1. Veja bem: A Urk de Descendants of the Sun não tem nada a ver com a Urk real que, por sua vez, fica na Holanda. Mas na série, onde se vê Urk, na verdade se vê a Grécia. Desde então, a  “Urk grega” tem recebido uma onda de turistas chineses e coreanos loucos para tirar uma fotinha de um velho navio fincado na areia. O motivo? Ele serviu de cenário para os passeios românticos de  Yoo Si Jin  e Kang Mo Yeon.

2. Toda ouvidos: A trilha sonora é um show. De algum modo, lembrou-me um pouco da vibração da música latina. A título de comprovar o que disse, aqui segue uma palhinha de uma música bastante tocada durante a série: Talk Love, do cantor K.Will.   Vale a pena ouvir a trilha sonora completa no Spotify.
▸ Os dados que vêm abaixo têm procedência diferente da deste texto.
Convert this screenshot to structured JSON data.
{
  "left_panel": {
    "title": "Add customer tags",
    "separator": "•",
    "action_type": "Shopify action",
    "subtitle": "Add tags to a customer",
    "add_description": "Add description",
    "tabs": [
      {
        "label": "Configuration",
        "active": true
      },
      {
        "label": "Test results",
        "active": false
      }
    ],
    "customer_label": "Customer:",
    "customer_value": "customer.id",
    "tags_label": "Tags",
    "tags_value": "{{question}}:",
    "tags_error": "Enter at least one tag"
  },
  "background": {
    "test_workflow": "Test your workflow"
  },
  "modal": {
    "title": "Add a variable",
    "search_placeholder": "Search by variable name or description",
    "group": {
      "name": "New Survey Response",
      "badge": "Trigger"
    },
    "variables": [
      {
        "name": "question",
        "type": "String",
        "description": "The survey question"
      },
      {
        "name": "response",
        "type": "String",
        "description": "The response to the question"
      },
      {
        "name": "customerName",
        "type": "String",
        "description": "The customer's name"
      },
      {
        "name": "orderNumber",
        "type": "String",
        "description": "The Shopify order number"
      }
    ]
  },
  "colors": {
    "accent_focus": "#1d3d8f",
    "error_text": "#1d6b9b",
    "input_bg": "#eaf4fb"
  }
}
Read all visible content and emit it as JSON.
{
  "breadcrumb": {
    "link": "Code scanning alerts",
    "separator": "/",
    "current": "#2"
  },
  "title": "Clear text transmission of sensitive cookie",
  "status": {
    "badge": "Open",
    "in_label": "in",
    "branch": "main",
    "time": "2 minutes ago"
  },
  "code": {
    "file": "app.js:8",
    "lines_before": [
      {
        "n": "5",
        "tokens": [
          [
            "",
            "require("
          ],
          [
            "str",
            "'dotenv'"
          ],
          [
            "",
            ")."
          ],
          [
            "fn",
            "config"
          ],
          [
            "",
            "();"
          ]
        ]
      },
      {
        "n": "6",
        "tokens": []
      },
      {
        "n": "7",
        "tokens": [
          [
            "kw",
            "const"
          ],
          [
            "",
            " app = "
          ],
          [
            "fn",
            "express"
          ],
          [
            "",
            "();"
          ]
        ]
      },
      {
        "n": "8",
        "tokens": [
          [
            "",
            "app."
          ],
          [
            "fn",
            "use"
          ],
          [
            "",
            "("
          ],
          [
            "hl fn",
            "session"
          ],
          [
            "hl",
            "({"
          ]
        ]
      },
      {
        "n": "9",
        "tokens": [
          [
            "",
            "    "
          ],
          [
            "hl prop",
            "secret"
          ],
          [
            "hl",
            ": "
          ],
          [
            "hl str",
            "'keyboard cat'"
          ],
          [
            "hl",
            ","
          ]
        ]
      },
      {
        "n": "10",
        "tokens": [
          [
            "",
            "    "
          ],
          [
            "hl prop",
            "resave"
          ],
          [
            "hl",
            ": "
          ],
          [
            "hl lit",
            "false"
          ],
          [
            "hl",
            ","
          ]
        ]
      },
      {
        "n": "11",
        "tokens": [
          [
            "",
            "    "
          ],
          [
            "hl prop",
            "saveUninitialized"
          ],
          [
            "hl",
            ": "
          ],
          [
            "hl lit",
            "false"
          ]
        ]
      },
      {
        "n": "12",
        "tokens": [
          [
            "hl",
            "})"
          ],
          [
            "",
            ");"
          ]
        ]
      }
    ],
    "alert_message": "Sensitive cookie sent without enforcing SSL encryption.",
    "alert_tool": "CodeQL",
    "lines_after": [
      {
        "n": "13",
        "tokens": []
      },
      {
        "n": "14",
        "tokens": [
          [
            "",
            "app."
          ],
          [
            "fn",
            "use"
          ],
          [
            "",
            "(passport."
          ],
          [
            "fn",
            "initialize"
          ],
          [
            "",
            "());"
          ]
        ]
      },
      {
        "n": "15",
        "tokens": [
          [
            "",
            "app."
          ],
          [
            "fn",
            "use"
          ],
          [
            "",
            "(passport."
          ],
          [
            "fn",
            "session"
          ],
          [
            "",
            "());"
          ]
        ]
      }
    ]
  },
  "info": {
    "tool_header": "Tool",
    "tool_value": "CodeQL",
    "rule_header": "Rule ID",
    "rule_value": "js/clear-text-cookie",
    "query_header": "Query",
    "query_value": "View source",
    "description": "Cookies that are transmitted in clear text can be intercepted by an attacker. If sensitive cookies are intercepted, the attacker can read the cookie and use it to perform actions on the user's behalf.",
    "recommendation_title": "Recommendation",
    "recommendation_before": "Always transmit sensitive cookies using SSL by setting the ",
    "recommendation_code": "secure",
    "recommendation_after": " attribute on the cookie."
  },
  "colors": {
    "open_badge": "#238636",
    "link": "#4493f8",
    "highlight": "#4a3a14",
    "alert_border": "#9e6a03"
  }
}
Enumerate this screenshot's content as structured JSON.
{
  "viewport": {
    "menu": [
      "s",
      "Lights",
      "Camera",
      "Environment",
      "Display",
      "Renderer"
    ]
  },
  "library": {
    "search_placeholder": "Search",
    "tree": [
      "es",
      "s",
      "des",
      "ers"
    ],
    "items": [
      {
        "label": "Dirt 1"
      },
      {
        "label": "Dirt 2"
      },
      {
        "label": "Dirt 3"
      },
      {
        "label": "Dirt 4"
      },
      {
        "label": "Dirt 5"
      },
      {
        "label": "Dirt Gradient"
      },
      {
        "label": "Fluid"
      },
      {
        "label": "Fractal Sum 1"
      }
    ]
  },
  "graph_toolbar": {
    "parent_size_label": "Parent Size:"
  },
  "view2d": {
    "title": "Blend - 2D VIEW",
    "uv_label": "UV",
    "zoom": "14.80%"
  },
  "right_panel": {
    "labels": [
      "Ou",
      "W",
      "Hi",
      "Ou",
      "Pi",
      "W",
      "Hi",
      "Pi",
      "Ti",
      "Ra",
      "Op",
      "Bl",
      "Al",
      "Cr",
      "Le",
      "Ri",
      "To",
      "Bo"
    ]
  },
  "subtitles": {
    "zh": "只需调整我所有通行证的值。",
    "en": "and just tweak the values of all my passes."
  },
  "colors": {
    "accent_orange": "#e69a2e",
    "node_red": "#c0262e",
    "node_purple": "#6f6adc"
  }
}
3. Mete o nariz: O chove e não molha não se restringe ao casal de protagonistas. Não há dúvidas de que Seo Dae-Young e Yoon Myeong-Joo fazem um belo par, com uma relação bem mais complexa e com conflitos mais interessantes do que o casal principal e, por isso, mais bonita. Torci muito por eles. Ah, vou dizer. É o meu casal preferido da série. Aquele “beijo” através da janela de uma cafeteria é de arrancar suspiros.

4. À flor da pele: Eu demorei a me acostumar com a despedida dos personagens. São carismáticos em alto nível. Para matar a saudade, criei um painel só de fanarts no pinterest.

5. É de dar gosto: Pessoal, diga aí: será que todos os doramas se desenrolam com base na mesma pegada do que vimos? Se assim for, anunciamos que, desde já e até segunda ordem, a temporada de caça aos doramas começou. Olhando o acervo da netflix, mal sabemos por onde começar.